Wednesday 1 June 2011

Student visa breaches mounting

THE Gillard government is struggling to manage the international student visa program, failing to keep track of hundreds of thousands of potential visa breaches.

The Australian National Audit Office has found the Department of Immigration's key administrative structures and processes "were not sufficiently robust" to ensure the "integrity" of the program, while student numbers have soared.

Problems identified included the assessment of visa applicants, with the audit finding the department was "struggling to cope" with the scale and complexity of the program while its assessment methodology was not up to date and did not include current risks.

Auditor-General Ian McPhee also discovered there was a backlog of 350,000 non-compliance notices issued by schools and universities -- when students fail to attend classes, start a course or pass subjects -- that had not been checked by March last year.

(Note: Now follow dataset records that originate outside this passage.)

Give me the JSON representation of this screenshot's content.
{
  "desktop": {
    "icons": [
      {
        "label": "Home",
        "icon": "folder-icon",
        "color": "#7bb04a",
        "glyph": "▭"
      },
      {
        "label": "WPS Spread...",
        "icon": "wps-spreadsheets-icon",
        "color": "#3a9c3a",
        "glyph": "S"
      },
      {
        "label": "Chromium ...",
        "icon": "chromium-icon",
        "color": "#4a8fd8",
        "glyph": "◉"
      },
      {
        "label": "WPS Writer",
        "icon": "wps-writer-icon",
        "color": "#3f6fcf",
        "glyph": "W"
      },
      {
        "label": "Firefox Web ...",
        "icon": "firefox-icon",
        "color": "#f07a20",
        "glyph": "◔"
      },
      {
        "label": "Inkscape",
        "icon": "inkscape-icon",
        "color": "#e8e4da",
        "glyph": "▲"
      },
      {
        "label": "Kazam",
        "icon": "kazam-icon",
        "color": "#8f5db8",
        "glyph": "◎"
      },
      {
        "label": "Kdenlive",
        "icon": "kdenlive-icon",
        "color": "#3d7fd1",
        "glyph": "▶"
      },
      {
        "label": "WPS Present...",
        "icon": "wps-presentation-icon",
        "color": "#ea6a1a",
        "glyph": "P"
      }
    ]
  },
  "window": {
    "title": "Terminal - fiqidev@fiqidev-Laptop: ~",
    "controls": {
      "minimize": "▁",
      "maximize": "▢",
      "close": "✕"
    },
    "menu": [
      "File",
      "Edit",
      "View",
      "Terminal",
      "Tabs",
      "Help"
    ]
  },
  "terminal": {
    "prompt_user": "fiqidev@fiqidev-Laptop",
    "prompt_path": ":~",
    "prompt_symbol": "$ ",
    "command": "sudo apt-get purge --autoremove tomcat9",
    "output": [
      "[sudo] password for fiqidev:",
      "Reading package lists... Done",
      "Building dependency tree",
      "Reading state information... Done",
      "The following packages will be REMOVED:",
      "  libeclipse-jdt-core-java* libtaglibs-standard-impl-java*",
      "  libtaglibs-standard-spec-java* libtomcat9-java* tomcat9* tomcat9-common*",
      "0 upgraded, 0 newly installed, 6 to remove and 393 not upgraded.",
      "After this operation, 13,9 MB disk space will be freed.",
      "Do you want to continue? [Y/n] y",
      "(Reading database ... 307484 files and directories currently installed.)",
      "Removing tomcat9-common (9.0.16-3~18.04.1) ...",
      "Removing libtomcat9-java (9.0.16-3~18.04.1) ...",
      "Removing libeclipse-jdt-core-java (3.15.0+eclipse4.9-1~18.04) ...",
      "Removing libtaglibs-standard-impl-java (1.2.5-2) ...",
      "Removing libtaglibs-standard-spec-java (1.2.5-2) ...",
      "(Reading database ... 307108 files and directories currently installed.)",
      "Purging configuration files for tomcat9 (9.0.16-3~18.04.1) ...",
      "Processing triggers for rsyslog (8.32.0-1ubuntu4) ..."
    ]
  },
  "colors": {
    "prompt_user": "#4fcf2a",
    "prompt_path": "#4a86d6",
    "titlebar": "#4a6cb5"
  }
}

"The rapid growth of the (students visa australia) program, with over 400,000 overseas students living in Australia in 2009-10, places significant pressure on DIAC's compliance functions," Mr McPhee concluded.

"DIAC's integrity and compliance units were hampered in managing this pressure by the department's failure to update its national compliance activities and by the backlog of non-compliance notices."

He found the department knew there was a backlog problem in 2006, but it grew to 350,000 last year before action was taken. By March this year, 145,000 of the notices had been "finalised" by department staff.
"While the large number of the NCNs (non-compliance notices) in the backlog are trivial and carry no compliance implications, there are potentially serious cases of student non-compliance 'hidden' within the backlog, particularly in the category of 'non-commencement of course'," he wrote.

"The backlog has prevented these cases from being identified and dealt with."

Mr McPhee also found it was "not feasible" for the department actively to monitor if all 400,000 students had breached their visas -- including whether they had worked more than 20 hours a week.

The audit comes before the release of the government's own review into visas for the $18.6 billion international education industry, which is due mid-year.

Opposition immigration spokesman Scott Morrison said the department was gridlocked by the Gillard government's border protection policy failures. "What the audit has essentially found is a department unable to tell the government how many students are in breach of their visas; how many are working more than 20 hours a week or how many are not actually enrolled in courses," Mr Morrison said.

A spokesman for Immigration Minister Chris Bowen said the "unprecedented growth" of the student visa program had "presented significant challenges".